Features of Fire Insurance
Features of Fire Insurance

Importance of fire insurance

  1. Capital Formation and Investment: Insurance companies through fire insurance collect a lot of money as premiums from various customers which helps in the country’s capital formation and invests the collected money in profitable development projects. As a result investment increases. This keeps the economy buoyant and contributes positively to the country’s growth.
  2. Contribution to Industry: Business assets are damaged through fire and electrical accidents, which can disrupt the flow of business. Fire insurance provides compensation for loss due to fire. As a result, the pace of business remains normal.
  3. Social welfare: Fire insurance covers individual and collective risk. In case of fire damage, the insurer mitigates the loss to the affected person or organization. Thus saving one from extreme financial distress. Such activities in turn benefit society. Such social welfare in turn has a positive impact on economic development.
  4. Employment Generation: Fire insurance companies are increasing day by day as the insurance business is profitable. As a result, new employment opportunities are created. As a result, fire insurance is contributing to solving the unemployment problem.
  5. Awareness raising: Fire insurance companies offer advice and incentives to reduce fire risk while taking fire insurance. Sometimes representatives of fire insurers visit the fire-insured property. As a result, people become more aware of fire damage and reduce fire risk.
  6. Complementary to other insurances: The amount of loss in fire insurance is versatile. Both vehicles and goods suffered extensive damage. The fire insurance system complements other insurances and further accelerates the economic growth of individuals, society, and the country. Because no insurance system alone can play a holistic role.

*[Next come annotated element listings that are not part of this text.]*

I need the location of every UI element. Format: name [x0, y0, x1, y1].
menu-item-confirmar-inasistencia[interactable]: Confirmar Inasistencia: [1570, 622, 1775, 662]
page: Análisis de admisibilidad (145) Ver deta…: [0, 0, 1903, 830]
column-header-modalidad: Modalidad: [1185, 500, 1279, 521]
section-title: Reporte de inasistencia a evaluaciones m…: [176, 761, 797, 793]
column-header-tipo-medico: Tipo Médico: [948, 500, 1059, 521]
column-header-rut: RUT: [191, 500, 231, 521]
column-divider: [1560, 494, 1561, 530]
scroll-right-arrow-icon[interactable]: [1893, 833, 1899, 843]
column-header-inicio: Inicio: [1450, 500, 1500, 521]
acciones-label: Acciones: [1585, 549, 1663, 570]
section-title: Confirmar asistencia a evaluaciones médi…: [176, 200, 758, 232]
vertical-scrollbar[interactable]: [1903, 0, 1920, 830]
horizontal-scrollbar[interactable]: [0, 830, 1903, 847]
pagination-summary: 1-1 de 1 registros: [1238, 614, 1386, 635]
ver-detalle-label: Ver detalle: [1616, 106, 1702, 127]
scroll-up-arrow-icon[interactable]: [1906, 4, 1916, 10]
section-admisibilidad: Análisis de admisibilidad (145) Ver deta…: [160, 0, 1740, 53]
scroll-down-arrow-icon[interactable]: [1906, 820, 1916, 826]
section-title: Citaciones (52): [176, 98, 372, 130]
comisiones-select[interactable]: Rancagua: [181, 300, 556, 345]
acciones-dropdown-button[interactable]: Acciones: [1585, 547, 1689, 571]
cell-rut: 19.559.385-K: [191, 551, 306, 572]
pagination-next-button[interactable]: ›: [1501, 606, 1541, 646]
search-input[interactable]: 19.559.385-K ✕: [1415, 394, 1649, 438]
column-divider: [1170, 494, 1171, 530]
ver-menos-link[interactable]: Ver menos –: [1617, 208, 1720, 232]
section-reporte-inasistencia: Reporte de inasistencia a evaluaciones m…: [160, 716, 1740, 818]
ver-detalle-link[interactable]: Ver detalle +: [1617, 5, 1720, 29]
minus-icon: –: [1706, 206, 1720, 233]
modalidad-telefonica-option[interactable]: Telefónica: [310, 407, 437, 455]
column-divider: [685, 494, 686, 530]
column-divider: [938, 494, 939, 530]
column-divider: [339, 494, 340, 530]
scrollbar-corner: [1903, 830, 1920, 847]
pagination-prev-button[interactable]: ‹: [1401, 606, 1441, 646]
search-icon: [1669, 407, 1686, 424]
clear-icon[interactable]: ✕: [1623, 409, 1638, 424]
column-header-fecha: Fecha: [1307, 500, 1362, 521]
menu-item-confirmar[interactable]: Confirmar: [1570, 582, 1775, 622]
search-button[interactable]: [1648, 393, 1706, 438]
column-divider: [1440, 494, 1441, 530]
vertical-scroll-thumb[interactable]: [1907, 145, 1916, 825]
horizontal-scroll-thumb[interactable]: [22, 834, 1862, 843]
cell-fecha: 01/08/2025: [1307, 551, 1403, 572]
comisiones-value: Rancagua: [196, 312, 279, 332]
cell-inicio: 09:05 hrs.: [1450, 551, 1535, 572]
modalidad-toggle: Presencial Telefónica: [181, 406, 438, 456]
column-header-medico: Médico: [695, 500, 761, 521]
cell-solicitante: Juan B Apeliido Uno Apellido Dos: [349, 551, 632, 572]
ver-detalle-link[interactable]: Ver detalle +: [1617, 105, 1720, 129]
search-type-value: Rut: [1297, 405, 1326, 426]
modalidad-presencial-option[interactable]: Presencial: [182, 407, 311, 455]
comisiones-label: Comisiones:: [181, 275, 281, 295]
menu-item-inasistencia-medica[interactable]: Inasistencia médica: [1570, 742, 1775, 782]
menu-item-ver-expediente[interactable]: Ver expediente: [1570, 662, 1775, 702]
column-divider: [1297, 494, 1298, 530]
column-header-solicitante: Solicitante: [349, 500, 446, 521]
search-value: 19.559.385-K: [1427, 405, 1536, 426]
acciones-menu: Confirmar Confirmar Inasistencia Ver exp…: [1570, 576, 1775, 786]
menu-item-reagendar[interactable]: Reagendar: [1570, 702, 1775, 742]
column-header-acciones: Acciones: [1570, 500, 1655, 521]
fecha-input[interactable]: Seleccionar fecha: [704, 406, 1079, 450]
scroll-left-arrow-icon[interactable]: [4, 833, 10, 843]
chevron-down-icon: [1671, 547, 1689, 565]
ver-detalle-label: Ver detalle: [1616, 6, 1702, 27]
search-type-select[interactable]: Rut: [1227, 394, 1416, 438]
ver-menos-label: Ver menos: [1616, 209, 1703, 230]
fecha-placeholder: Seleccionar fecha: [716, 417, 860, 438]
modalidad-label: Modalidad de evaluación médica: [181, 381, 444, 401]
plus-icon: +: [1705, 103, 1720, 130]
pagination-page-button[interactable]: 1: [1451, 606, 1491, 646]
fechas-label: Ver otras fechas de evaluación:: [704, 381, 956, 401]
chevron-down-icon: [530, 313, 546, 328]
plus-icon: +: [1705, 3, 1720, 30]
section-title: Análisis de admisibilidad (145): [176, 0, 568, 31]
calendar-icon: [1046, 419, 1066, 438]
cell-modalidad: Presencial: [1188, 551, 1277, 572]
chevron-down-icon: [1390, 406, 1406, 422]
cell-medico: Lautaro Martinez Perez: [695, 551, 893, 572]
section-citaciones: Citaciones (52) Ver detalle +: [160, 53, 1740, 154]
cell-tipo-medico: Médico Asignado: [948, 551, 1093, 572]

Finally, it can be said that as fire insurance protects the wealth of the country, it also creates capital and increases investment, activates and strengthens the wheels of business and trade, and plays a significant role in the economic development of the country.

Frequently asked questions

Generally speaking, the contract by which the insurer undertakes to pay a specified sum of money to the insured against a specified premium for loss caused by a fire within a specified period is called fire insurance.

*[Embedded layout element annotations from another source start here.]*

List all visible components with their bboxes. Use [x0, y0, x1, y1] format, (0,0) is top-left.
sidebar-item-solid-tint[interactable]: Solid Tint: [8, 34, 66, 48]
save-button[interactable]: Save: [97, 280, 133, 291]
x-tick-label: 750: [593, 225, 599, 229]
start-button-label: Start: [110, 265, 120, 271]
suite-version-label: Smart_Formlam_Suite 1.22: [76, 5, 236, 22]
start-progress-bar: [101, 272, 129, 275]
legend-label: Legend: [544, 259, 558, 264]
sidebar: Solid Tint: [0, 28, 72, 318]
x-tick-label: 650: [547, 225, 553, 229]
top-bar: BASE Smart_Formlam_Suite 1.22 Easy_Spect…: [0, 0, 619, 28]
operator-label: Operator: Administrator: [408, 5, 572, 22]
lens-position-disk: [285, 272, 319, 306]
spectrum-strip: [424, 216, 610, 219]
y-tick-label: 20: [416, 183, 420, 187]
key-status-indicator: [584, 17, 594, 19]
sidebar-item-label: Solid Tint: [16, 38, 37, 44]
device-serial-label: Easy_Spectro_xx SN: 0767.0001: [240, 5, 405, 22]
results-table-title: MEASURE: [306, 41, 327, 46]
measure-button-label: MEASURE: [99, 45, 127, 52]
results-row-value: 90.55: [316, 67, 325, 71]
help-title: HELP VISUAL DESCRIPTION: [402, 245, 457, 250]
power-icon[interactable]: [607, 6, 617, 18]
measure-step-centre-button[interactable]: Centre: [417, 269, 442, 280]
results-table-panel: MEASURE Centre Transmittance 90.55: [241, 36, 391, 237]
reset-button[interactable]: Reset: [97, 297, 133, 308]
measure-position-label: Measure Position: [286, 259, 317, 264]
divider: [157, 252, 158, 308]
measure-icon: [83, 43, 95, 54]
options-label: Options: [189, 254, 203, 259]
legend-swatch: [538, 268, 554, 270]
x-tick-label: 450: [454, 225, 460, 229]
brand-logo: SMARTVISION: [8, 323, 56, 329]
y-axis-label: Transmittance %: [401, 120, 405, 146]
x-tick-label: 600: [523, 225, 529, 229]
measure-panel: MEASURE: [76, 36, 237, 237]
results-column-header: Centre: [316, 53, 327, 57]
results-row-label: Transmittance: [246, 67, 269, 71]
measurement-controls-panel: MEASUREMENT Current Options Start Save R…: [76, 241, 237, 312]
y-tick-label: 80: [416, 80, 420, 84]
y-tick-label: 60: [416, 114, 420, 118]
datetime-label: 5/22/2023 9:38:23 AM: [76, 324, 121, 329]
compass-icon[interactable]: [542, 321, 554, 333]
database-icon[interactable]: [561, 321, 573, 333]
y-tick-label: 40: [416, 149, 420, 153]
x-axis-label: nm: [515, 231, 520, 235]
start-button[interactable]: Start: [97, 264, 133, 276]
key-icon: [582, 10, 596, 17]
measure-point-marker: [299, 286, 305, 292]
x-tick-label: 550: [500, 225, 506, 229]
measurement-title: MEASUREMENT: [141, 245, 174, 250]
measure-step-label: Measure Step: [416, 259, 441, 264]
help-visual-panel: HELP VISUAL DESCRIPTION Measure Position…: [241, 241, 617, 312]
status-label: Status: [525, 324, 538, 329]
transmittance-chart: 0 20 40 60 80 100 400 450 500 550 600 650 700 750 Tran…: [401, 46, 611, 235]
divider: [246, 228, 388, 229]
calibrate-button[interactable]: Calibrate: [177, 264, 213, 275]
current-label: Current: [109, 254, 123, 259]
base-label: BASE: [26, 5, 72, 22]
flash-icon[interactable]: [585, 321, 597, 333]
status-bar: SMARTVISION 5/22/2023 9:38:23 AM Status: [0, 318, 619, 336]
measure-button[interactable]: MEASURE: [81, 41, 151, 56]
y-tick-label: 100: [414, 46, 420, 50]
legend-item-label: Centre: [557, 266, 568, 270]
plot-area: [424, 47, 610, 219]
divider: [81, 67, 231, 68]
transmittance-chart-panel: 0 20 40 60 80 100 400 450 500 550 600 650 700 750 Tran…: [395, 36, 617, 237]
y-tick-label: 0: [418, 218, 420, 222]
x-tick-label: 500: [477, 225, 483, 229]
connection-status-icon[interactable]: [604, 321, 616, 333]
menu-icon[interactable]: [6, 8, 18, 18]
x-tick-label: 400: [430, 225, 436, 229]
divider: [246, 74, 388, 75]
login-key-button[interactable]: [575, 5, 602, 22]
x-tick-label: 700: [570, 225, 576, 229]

Explaining the definitions of fire insurance reveals the following features of fire insurance:

  • Fire insurance is a contract where there are two parties; (i) The insured and (ii) The insurance company.

  • Capital Formation and Investment: Insurance companies through fire insurance collect a lot of money as premiums from various customers which helps in the country's capital formation and invests the collected money in profitable development projects. As a result investment increases. This keeps the economy buoyant and contributes positively to the country's growth.